AUGUSTA — An Augusta man pleaded guilty to arson Wednesday for setting fire to his friend’s car in Hallowell following an argument in March.

Ryan R. Tondreau, 39, won’t be sentenced until after an evaluation of his mental health can be completed.

Tondreau, according to Kennebec County Deputy District Attorney Frayla Tarpinian, went to his friend’s Hallowell residence around 1 a.m. on March 2, and the friend, who said Tondreau seemed to be under the influence of alcohol, let him in. The two argued and the friend asked Tondreau to leave, and then physically removed him from the residence. Tondreau told the man he would contact the man’s girlfriend and set his car on fire.

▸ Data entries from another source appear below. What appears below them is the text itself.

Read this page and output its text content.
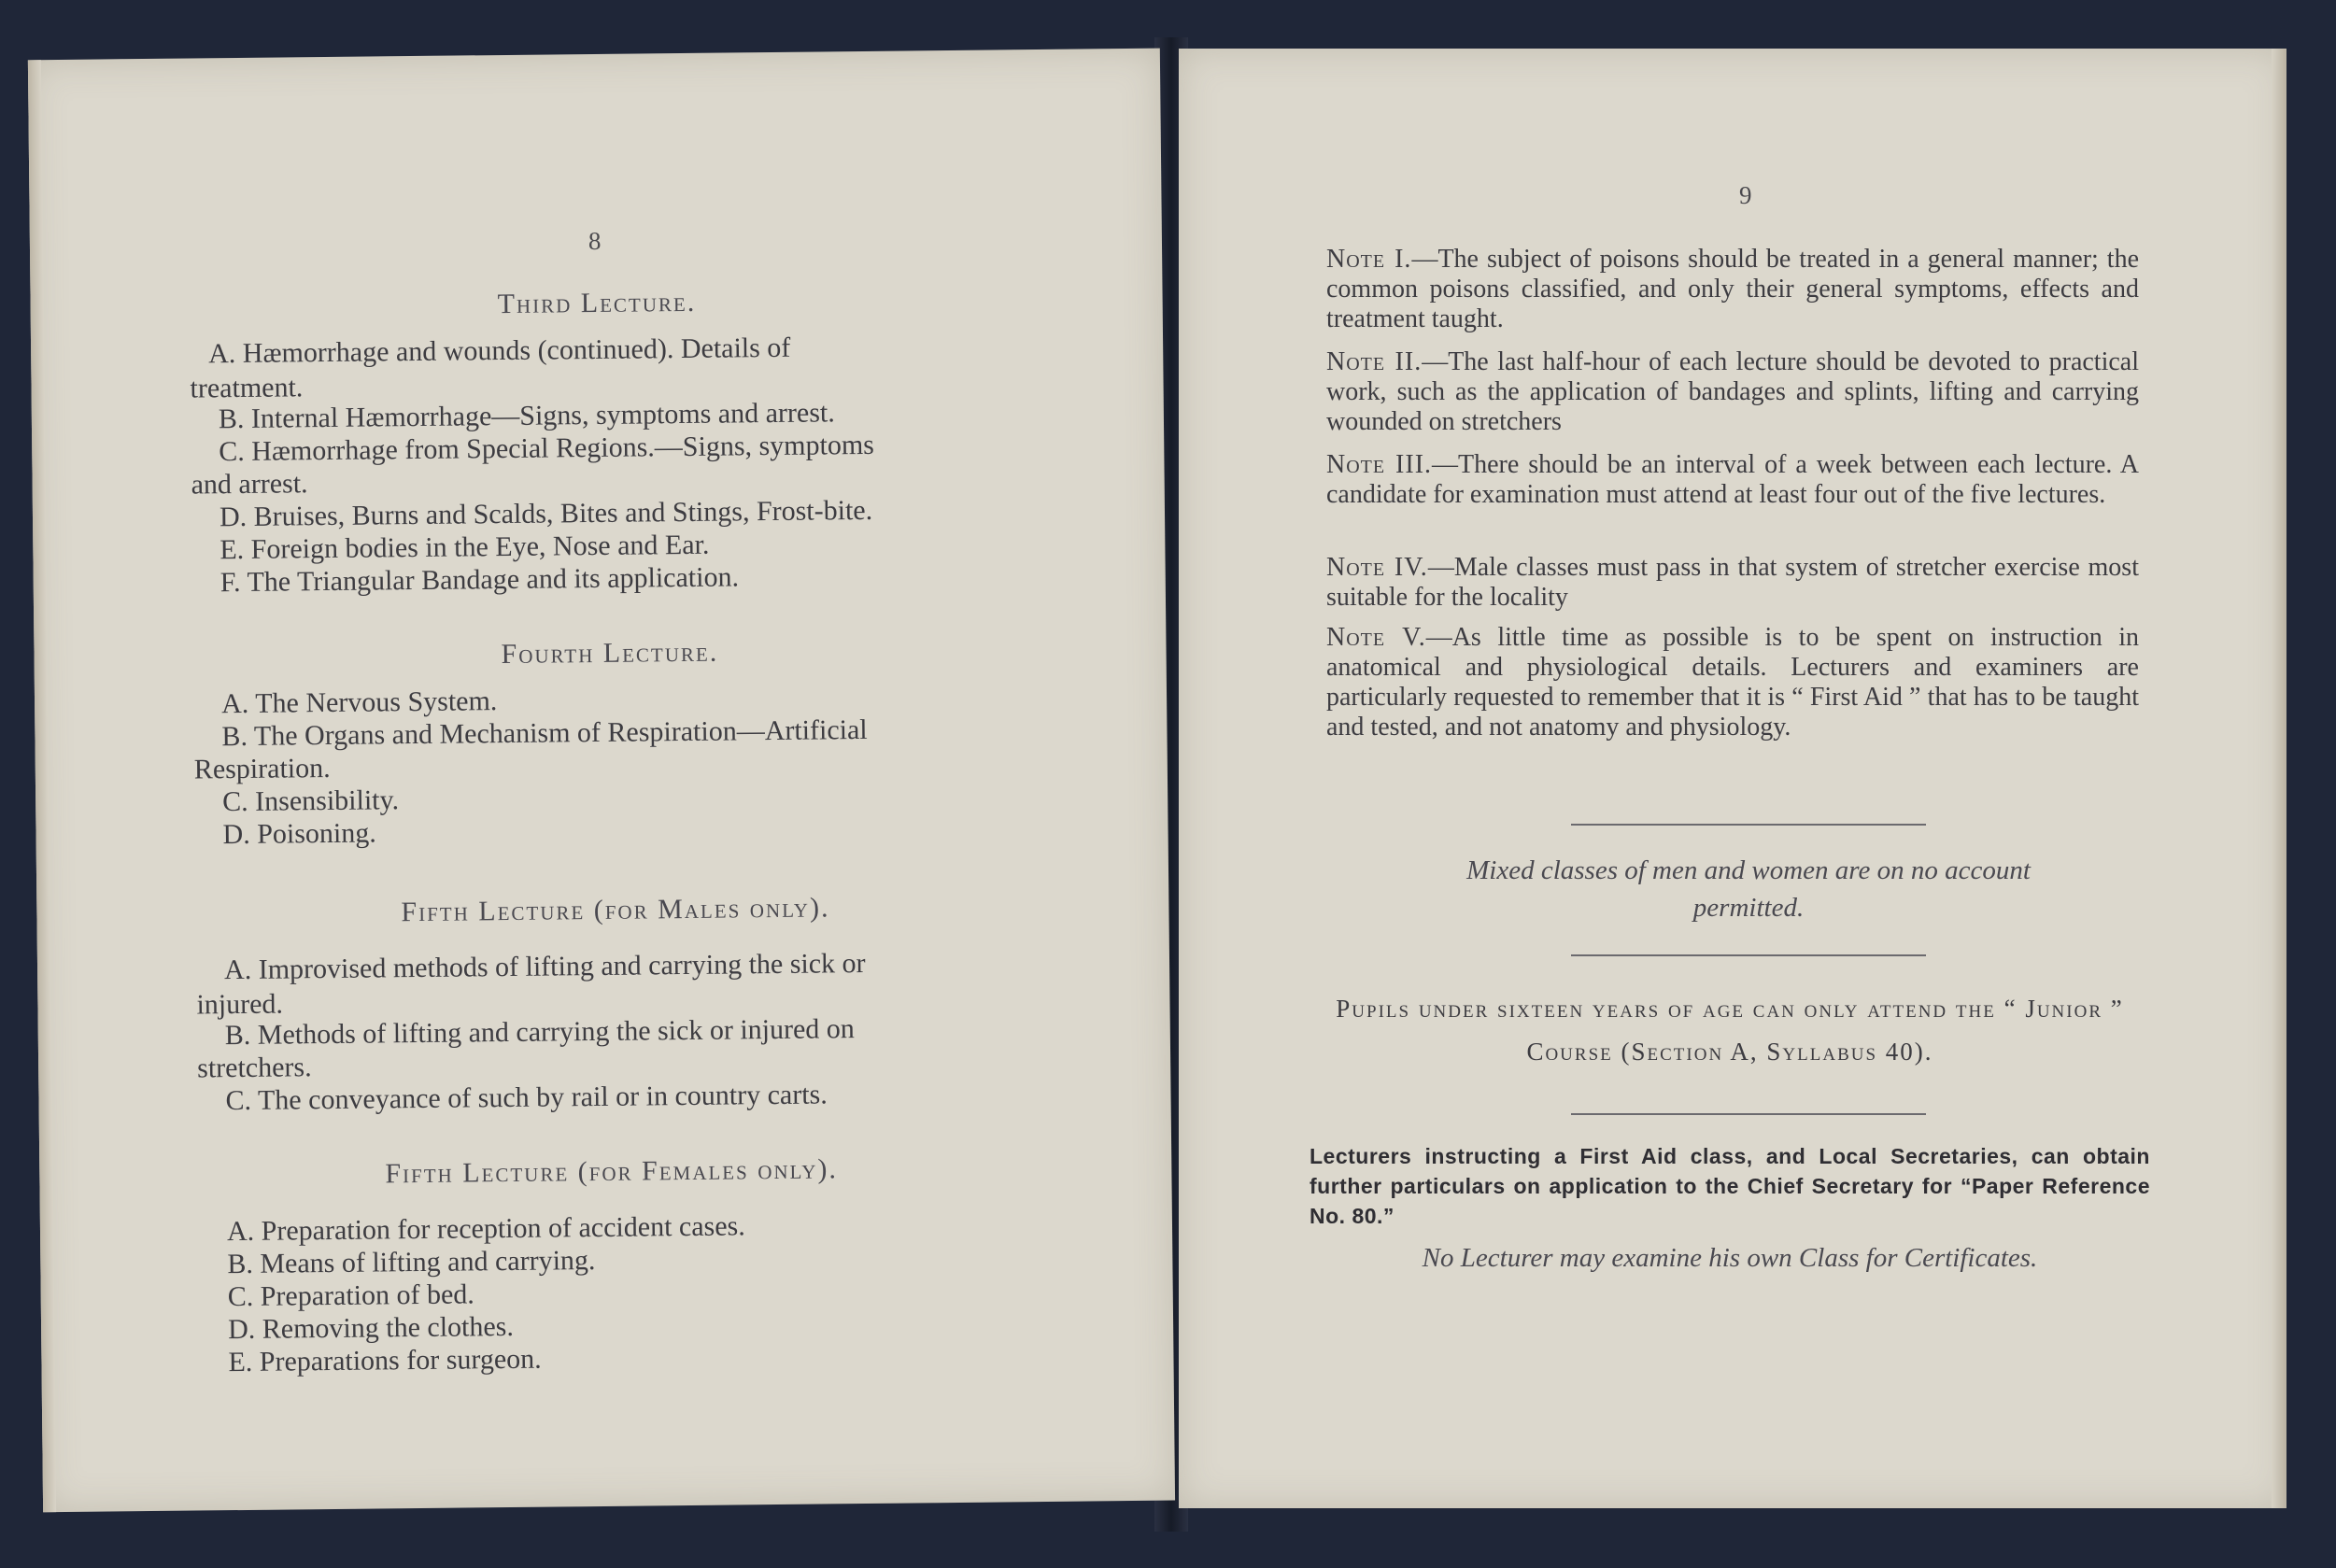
8
Third Lecture.
A. Hæmorrhage and wounds (continued). Details of
treatment.
B. Internal Hæmorrhage—Signs, symptoms and arrest.
C. Hæmorrhage from Special Regions.—Signs, symptoms
and arrest.
D. Bruises, Burns and Scalds, Bites and Stings, Frost-bite.
E. Foreign bodies in the Eye, Nose and Ear.
F. The Triangular Bandage and its application.
Fourth Lecture.
A. The Nervous System.
B. The Organs and Mechanism of Respiration—Artificial
Respiration.
C. Insensibility.
D. Poisoning.
Fifth Lecture (for Males only).
A. Improvised methods of lifting and carrying the sick or
injured.
B. Methods of lifting and carrying the sick or injured on
stretchers.
C. The conveyance of such by rail or in country carts.
Fifth Lecture (for Females only).
A. Preparation for reception of accident cases.
B. Means of lifting and carrying.
C. Preparation of bed.
D. Removing the clothes.
E. Preparations for surgeon.
9
Note I.—The subject of poisons should be treated in a general manner; the common poisons classified, and only their general symptoms, effects and treatment taught.
Note II.—The last half-hour of each lecture should be devoted to practical work, such as the application of bandages and splints, lifting and carrying wounded on stretchers
Note III.—There should be an interval of a week between each lecture. A candidate for examination must attend at least four out of the five lectures.
Note IV.—Male classes must pass in that system of stretcher exercise most suitable for the locality
Note V.—As little time as possible is to be spent on instruction in anatomical and physiological details. Lecturers and examiners are particularly requested to remember that it is “ First Aid ” that has to be taught and tested, and not anatomy and physiology.
Mixed classes of men and women are on no account permitted.
Pupils under sixteen years of age can only attend the “ Junior ” Course (Section A, Syllabus 40).
Lecturers instructing a First Aid class, and Local Secretaries, can obtain further particulars on application to the Chief Secretary for “Paper Reference No. 80.”
No Lecturer may examine his own Class for Certificates.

Tondreau, Tarpinian said, then did contact the friend’s girlfriend and “his car, moments later, was on fire.”

An investigator from the Office of the State Fire Marshal interviewed Tondreau, who admitted he started the blaze because he was angry. No accelerants were used, but evidence indicated Tondreau had inserted a cloth in the gas cap of the car and lit it on fire. The car was a total loss.

A clearly emotional Tondreau said Wednesday in court at the Capital Judicial Center that he’d been friends with the owner of the car for 23 years and he regretted the incident.

Tondreau’s attorney, Brad Grant, said his client feels terrible about what he did and the only issue to be argued in court is what his sentence should be.

“This has never been about whether he did this offense,” Grant said.

A mental health evaluation of Tondreau after his arrest concluded he was mentally responsible for the incident, despite his mental health issues. Grant noted, in court, that Tondreau was transferred to MaineGeneral Medical Center shortly after his arrest due to concerns about his mental health, and he was later sent to Riverview Psychiatric Center for about two months.

His case was handled by Justice Michaela Murphy, via Kennebec County’s relatively new mental health docket, a monthly court schedule to help people with mental illness and accused of a crime navigate the justice system.

Murphy told Tondreau Wednesday she found him to be of sound mind and body, and she accepted his guilty plea.

Grant said the mental health court has been a godsend. After a mental health evaluation of Tondreau, which Murphy said would be to consider recommendations for treatment and assess his risk of re-offending, Grant said the parties involved in the case would likely get together to try to come to agreement on a sentence. Sentencing was scheduled for Nov. 13.